Hingga gonjang-ganjing politik  memancing Katie kembali pada aktifitasnya sewaktu di kampus. Ia berteriak membela kaum komunis yang menurutnya berhak bersuara atas negerinya. Dan Hubbel menerima dampaknya. Ia  yang memilih menjadi scriptwriter hollywood ketimbang tekun menulis buku mendapat penolakan dari berbagai pihak dikarenakan istrinya yang seorang aktifis komunis. Keadaan menjadi semakin rumit ketika Katie yang sedang hamil mengetahui bahwa dibelakangnya Hubbel pernah berhubungan kembali dengan Carol Ann mantan kekasihnya. Ia merasa tidak mengerti mengapa Hubbel melakukan itu sementara mereka telah menjalani hidup yang sangat manis, dan seharusnya semua yang ia berikan sangat cukup untuk Hubbel. Mereka berpisah setelah Katie melahirkan seorang putri.

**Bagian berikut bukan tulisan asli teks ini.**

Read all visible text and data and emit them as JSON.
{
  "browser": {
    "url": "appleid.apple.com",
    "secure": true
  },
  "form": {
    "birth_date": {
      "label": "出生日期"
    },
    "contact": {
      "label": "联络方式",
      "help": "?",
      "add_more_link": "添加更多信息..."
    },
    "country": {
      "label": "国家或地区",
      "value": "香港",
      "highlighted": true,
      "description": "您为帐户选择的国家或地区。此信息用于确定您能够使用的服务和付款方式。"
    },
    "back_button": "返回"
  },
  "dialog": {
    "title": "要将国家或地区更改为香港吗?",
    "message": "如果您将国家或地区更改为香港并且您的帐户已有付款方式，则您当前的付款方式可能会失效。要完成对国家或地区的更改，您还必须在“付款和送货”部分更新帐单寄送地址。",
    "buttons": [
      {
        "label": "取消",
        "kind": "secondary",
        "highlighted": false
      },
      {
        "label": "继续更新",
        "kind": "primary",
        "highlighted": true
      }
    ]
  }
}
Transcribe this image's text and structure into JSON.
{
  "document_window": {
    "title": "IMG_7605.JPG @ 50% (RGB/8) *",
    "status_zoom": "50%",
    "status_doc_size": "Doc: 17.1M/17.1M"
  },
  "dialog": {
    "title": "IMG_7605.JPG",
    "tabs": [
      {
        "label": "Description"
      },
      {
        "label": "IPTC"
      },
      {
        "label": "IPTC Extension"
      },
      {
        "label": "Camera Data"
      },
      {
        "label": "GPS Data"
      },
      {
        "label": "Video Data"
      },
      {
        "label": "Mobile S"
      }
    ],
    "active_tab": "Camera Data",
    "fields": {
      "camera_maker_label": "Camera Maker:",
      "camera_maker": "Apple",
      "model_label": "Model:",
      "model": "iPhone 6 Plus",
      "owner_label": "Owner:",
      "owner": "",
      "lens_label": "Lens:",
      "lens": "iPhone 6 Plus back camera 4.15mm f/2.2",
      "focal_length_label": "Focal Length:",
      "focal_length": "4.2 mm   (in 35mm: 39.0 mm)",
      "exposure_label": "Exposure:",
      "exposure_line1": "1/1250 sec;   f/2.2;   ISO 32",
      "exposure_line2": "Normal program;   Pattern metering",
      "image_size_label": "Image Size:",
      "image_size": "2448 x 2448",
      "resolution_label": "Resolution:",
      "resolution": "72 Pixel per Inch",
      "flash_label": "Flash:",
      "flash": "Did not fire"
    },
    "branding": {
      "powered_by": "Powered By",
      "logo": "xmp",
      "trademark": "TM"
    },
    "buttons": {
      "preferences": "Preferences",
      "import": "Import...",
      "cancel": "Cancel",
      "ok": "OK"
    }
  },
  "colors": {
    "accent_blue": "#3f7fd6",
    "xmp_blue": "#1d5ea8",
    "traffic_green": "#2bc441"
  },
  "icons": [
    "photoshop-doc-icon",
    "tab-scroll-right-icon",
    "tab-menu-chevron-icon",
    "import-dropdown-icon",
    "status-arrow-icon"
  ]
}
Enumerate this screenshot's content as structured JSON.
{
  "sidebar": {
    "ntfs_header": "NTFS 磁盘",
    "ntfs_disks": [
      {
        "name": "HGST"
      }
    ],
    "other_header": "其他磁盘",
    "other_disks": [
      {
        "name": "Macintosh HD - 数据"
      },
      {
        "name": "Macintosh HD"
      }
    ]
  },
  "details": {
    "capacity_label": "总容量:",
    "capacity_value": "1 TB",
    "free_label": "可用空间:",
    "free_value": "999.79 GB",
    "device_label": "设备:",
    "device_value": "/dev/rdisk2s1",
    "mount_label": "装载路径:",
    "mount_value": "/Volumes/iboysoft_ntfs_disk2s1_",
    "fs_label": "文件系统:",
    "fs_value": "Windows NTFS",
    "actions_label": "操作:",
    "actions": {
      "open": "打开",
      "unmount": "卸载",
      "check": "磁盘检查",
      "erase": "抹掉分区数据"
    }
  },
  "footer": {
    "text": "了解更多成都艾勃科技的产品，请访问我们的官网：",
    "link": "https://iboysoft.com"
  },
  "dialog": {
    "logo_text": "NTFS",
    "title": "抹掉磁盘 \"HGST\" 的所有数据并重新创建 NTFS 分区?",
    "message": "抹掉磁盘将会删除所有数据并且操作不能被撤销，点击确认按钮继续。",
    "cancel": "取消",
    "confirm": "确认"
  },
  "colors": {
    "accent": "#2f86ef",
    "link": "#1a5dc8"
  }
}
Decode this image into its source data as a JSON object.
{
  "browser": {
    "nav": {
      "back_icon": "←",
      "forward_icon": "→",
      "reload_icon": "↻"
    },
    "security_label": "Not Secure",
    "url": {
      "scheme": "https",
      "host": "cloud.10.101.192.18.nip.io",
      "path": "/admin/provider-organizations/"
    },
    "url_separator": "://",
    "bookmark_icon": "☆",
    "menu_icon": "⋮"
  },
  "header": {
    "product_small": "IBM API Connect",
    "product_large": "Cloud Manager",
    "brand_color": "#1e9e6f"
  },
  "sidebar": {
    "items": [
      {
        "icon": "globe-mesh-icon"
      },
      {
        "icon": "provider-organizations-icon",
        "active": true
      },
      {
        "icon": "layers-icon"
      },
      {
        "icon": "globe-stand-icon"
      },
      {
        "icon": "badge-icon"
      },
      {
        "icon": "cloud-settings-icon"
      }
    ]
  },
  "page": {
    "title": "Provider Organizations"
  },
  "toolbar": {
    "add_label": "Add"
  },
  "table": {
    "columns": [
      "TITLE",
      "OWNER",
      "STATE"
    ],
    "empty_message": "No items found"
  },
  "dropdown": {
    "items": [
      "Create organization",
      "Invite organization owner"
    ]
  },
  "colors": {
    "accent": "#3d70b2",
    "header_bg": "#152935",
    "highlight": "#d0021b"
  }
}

Cerita ini diakhiri dengan pertemuan keduanya di depan sebuah hotel, Hubbel adalah seorang scriptwriter yang sukses dan sudah menikah lagi. Katie yang juga sudah menikah lagi tetap menjadi dirinya,  saat itu sedang menyebarkan brosur anti perang. Saya sungguh terkesan dengan adegan pertemuan mereka ini. Seperti ada sesal yang tidak terucapkan.

Saya susah payah memahami idiom-idiom American-English sepanjang cerita karena remote DVD yang berulah dan tidak bisa manual mengganti teks ke Bahasa Indonesia. Tapi tidak mengurangi kesan mendalam atas film yang mendapat banyak penghargaan ini. Sebaiknya di tonton sajalah, saya akan melanjutkan dengan South solitary malam ini mudah-mudahan tidak kalah bagus.